The chairman of Britain’s governing Conservative Party told former Foreign Secretary Boris Johnson to say sorry Tuesday for a newspaper column in which he wrote that burqa-wearing women looked like “letter boxes” and bank robbers.
Johnson, who quit the government last month in a dispute over Brexit, made the remarks in a Daily Telegraph article published Monday.
Johnson said he opposed banning burqas and other face-covering garments, but wrote that it was “absolutely ridiculous that people should choose to go around looking like letter boxes.”
His article drew criticism from Muslim groups and fellow politicians — including some Conservatives.
Mohamed Sheikh, founder of the Conservative Muslim Forum, said Johnson’s article had been “totally out of order.”
Middle East Minister Alistair Burt criticized Johnson for comments he said “many people would find offensive.”

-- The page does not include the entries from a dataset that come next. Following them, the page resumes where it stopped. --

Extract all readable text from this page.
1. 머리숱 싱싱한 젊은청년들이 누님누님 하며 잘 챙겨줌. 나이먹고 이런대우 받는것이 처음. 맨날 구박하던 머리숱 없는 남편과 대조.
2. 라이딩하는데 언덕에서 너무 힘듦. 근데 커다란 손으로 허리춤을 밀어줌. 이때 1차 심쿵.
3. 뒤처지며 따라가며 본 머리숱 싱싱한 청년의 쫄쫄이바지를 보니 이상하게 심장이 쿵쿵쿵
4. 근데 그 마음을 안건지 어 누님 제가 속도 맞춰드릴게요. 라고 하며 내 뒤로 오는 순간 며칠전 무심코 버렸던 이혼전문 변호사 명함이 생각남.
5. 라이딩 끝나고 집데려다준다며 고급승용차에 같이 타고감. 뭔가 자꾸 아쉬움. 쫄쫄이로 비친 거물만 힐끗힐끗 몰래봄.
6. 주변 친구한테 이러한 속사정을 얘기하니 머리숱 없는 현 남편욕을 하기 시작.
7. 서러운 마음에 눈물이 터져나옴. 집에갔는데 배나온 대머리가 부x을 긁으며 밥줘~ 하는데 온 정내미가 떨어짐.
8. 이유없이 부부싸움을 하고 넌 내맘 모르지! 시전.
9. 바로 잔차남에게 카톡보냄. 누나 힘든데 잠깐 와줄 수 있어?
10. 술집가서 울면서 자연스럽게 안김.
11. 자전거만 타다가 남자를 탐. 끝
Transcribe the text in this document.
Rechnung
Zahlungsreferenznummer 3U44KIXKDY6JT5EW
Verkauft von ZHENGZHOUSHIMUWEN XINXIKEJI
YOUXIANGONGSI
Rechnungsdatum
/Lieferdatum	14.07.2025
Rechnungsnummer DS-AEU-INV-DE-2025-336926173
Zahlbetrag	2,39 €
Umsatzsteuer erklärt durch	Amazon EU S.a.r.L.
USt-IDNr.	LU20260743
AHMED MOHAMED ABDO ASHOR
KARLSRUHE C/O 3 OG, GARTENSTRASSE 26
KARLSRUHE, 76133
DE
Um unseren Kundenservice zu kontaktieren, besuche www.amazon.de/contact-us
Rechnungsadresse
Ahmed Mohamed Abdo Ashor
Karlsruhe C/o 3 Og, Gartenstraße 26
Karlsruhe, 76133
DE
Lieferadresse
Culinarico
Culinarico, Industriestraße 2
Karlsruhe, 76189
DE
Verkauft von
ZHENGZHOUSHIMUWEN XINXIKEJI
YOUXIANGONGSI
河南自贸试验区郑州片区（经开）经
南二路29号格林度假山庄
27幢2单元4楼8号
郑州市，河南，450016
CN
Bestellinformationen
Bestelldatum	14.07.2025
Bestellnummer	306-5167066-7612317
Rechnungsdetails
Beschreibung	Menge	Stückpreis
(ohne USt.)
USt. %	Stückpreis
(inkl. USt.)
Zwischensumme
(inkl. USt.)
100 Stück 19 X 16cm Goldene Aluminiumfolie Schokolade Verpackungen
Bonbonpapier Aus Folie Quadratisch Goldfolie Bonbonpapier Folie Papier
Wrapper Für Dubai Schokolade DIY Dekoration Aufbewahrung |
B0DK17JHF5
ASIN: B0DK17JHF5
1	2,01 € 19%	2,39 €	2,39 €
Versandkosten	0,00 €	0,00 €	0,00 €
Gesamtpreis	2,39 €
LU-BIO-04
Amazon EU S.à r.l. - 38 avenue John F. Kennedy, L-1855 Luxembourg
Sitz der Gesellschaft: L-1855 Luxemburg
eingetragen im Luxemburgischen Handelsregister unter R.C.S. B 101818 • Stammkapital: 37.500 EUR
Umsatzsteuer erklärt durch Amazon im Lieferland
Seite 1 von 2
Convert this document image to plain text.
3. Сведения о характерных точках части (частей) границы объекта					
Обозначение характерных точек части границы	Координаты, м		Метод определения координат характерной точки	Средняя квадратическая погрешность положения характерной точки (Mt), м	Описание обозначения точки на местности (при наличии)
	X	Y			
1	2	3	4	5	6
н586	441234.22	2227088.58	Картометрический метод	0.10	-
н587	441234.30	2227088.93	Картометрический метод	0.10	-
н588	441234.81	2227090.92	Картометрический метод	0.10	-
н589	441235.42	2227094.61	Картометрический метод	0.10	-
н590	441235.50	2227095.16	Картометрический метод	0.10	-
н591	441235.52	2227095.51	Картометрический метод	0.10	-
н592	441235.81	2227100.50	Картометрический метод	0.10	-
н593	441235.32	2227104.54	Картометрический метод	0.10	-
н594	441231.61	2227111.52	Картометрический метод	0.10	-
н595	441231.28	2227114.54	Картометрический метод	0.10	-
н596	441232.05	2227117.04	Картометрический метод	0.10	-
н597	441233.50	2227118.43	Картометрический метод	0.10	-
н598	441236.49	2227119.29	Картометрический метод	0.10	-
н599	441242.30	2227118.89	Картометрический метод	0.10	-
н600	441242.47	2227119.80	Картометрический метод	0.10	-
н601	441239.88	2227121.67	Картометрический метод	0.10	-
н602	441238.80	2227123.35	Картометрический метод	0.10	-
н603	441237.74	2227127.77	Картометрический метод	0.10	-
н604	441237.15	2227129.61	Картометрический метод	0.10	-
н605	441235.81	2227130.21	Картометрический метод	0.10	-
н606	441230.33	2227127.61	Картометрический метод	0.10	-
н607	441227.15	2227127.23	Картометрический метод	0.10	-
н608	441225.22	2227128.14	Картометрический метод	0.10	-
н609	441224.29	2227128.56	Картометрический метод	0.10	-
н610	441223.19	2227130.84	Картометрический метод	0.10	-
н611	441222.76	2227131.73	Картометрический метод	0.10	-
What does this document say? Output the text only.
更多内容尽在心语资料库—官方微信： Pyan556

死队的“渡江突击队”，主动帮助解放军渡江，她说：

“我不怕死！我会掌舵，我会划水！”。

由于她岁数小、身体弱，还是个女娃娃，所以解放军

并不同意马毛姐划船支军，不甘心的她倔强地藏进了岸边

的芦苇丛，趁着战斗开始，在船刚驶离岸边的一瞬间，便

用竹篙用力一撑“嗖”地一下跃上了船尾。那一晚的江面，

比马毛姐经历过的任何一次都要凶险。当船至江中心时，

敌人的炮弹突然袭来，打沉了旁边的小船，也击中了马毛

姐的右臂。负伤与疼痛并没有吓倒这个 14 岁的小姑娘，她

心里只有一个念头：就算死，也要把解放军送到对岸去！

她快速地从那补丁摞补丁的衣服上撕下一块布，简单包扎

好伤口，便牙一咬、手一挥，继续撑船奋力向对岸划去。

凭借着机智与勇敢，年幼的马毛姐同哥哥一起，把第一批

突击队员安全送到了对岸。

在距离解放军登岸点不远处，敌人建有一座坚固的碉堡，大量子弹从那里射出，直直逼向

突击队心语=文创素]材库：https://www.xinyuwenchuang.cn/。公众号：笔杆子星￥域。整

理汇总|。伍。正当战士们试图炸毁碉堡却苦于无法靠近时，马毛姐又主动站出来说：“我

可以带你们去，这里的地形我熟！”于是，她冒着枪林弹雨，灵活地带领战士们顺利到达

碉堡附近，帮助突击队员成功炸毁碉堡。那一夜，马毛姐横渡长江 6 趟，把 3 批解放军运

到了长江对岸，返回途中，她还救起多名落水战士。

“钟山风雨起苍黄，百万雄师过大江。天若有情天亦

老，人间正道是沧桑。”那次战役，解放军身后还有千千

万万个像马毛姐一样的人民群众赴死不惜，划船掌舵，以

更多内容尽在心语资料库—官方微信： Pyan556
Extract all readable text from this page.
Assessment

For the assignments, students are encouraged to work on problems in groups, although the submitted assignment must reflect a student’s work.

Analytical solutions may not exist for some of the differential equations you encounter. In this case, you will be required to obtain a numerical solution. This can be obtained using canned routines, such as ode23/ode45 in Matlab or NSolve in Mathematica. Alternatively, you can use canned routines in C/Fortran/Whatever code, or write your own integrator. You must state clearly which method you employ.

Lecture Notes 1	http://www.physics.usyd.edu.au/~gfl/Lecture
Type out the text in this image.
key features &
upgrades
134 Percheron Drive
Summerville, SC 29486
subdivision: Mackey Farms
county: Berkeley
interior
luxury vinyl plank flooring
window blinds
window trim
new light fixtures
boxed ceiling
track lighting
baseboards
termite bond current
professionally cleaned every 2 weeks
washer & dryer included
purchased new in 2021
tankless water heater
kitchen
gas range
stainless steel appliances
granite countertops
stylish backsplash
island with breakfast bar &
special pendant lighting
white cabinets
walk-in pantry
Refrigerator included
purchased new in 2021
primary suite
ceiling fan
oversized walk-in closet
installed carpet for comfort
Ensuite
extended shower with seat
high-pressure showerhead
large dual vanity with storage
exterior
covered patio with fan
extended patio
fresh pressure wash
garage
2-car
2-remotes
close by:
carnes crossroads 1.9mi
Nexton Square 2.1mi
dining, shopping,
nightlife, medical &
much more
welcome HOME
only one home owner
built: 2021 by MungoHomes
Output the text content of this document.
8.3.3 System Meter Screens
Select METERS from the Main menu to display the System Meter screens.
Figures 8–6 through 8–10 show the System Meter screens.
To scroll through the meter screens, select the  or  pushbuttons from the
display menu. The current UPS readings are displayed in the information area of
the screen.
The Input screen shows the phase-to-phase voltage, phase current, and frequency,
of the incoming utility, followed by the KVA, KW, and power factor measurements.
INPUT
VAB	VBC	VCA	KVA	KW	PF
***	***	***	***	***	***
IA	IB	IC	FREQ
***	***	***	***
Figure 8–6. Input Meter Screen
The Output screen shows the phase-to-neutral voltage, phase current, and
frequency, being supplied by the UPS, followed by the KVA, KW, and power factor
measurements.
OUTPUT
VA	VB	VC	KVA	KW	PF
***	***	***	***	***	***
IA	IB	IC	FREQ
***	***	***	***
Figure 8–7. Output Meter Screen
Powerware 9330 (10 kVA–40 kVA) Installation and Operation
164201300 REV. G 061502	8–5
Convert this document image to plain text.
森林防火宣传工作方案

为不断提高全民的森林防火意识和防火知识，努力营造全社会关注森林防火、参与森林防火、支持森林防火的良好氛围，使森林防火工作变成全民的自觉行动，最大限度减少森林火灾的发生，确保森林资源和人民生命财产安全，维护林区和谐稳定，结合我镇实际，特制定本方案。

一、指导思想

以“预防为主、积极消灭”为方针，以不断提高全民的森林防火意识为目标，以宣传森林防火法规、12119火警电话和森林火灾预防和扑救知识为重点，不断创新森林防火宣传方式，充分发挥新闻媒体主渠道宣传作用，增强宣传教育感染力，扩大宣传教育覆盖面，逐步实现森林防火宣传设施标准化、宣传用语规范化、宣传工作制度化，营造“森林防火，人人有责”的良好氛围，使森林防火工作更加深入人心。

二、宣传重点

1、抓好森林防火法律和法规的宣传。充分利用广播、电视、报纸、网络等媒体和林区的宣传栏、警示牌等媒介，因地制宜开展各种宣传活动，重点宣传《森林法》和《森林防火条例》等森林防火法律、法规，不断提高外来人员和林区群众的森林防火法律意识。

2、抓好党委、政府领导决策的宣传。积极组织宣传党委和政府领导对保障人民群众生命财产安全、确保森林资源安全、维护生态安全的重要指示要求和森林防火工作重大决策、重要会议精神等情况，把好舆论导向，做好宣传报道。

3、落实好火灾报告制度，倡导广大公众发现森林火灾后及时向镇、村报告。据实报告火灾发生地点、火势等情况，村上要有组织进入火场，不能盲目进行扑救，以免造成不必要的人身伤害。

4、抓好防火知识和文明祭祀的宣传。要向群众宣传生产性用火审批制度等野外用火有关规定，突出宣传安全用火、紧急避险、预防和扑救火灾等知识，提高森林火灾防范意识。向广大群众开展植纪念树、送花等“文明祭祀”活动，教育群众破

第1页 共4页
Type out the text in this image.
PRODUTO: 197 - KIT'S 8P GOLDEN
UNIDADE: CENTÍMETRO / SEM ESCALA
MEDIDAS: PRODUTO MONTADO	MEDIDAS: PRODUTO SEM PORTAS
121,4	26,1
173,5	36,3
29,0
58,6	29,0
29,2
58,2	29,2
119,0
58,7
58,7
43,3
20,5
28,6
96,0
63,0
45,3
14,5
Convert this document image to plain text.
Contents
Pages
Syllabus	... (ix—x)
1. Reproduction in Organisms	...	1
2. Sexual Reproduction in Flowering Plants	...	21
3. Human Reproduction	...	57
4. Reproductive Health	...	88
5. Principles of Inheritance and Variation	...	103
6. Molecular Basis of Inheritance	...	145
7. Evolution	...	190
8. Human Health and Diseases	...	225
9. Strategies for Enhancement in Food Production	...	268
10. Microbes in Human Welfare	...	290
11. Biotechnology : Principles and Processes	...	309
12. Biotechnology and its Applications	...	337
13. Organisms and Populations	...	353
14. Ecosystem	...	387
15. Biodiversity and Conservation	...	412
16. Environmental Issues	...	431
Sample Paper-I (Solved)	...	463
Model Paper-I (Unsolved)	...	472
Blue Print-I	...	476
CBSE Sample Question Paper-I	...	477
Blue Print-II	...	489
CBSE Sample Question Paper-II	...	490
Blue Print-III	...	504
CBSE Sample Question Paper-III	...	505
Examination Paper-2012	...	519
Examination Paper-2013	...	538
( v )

Conservative Party chairman Brandon Lewis said in a tweet that he agreed with Burt and had asked Johnson to apologize.
Latin-spouting, tousle-headed Johnson is a former mayor of London and one of Britain’s best-known politicians. He resigned as foreign secretary in July, accusing Prime Minister Theresa May of killing “the Brexit dream” with her plan to seek close economic ties with the European Union after the U.K. leaves the bloc next year.
The resignation solidified Johnson’s position as a leader of the pro-Brexit wing of the Conservative Party, which is deeply divided over its attitude to the EU.
Many expect May to face a leadership challenge if faltering Brexit negotiations don’t improve — and Johnson is likely to be a contender to replace her. Some suspected Johnson’s burqa comments were intended to boost his appeal among right-wing members of the party.
Sayeeda Warsi, a Conservative member of the House of Lords, said Johnson was using Muslim women as a “convenient political football to try and increase his poll ratings.”
“These were offensive comments but clever politics,” she said. “Boris knew the effect and the impact that this kind of dog-whistle politics would have.”
Several European countries, including France, Belgium and Denmark, have banned face-covering veils in public, but none of Britain’s main political parties supports such a restriction.
The prime minister’s official spokesman, James Slack, said “such a prescriptive approach would be not in keeping with British values of religious tolerance and gender equality.”